Infinite series - Inverse trigonometry

[Saitama]

Homework Statement

The sum of the infinite terms of the series
\text{arccot}\left(1^2+\frac{3}{4}\right)+\text{arccot}\left(2^2+\frac{3}{4}\right)+\text{arccot}\left(3^2+\frac{3}{4}\right)+...
is equal to
A)arctan(1)
B)arctan(2)
C)arctan(3)
D)arctan(4)

Ans: B

Homework Equations

The Attempt at a Solution

The given series can be written as
$$\sum_{r=1}^{\infty} \text{arccot}\left(r^2+\frac{3}{4}\right)$$
Simplifying the term inside the summation, I rewrite it as
$$\arctan\left(\frac{4}{4r^2+3}\right)$$
I don't see how to proceed further. I am thinking of converting the above in the form $\arctan\left(\frac{x-y}{1+xy}\right)$, rewrite it in the form $\arctan(x)-\arctan(y)$ and perform the summation but I can't see a way to do this.

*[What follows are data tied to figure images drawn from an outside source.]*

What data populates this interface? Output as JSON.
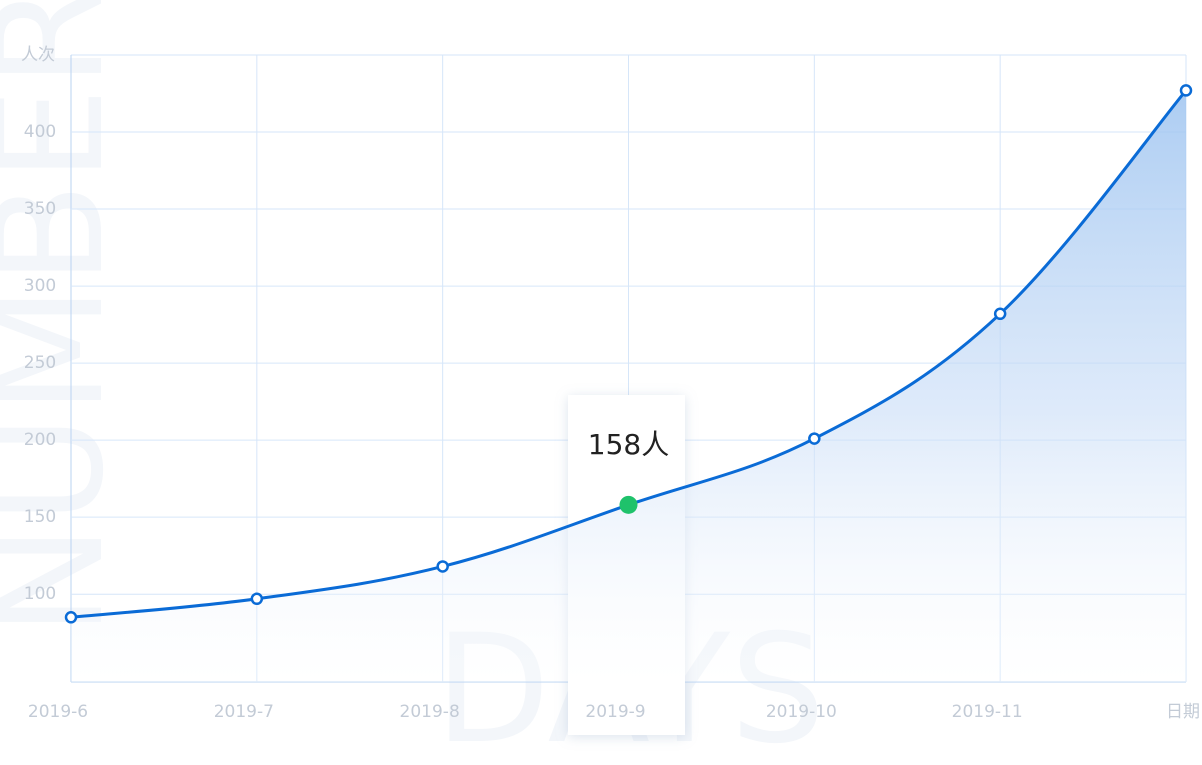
{
  "chart_data": {
    "type": "area",
    "y_label": "人次",
    "x_label": "日期",
    "watermark_y": "NUMBER",
    "watermark_x": "DAYS",
    "categories": [
      "2019-6",
      "2019-7",
      "2019-8",
      "2019-9",
      "2019-10",
      "2019-11",
      null
    ],
    "values": [
      85,
      97,
      118,
      158,
      201,
      282,
      427
    ],
    "value_labels": [
      null,
      null,
      null,
      "158人",
      null,
      null,
      null
    ],
    "color": "#0a6bd6",
    "highlight": 3,
    "highlight_color": "#1fc26b",
    "ylim": [
      43,
      450
    ],
    "yticks": [
      100,
      150,
      200,
      250,
      300,
      350,
      400
    ],
    "grid": true
  }
}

Any help is appreciated. Thanks!

 

[vela]

I haven't worked it out, but I think you're on the right track. Try rewriting it as
$$r^2 + \frac{3}{4} = \left(r^2 - \frac{1}{4}\right) + 1 = \left(r+\frac{1}{2}\right)\left(r-\frac{1}{2}\right) + 1$$

 

[Saitama]

I haven't worked it out, but I think you're on the right track. Try rewriting it as
$$r^2 + \frac{3}{4} = \left(r^2 - \frac{1}{4}\right) + 1 = \left(r+\frac{1}{2}\right)\left(r-\frac{1}{2}\right) + 1$$

Wow. That's great. Thanks a lot vela!

I did try rewriting 3/4 as 1-1/4 but then I didn't notice that it could simplified to (r-1/2)(r+1/2).

 

[verty]

This is one of the most sadistic questions I've seen. Where are you getting these questions?

 

[Saitama]

This is one of the most sadistic questions I've seen. Where are you getting these questions?

From practice sheets. Do you want me to send the links to those practice sheets by PM? I don't know if its ok to post them here.

 

[verty]

From practice sheets. Do you want me to send the links to those practice sheets by PM? I don't know if its ok to post them here.

A PM will be fine, thanks. I haven't seen these type questions before, is all.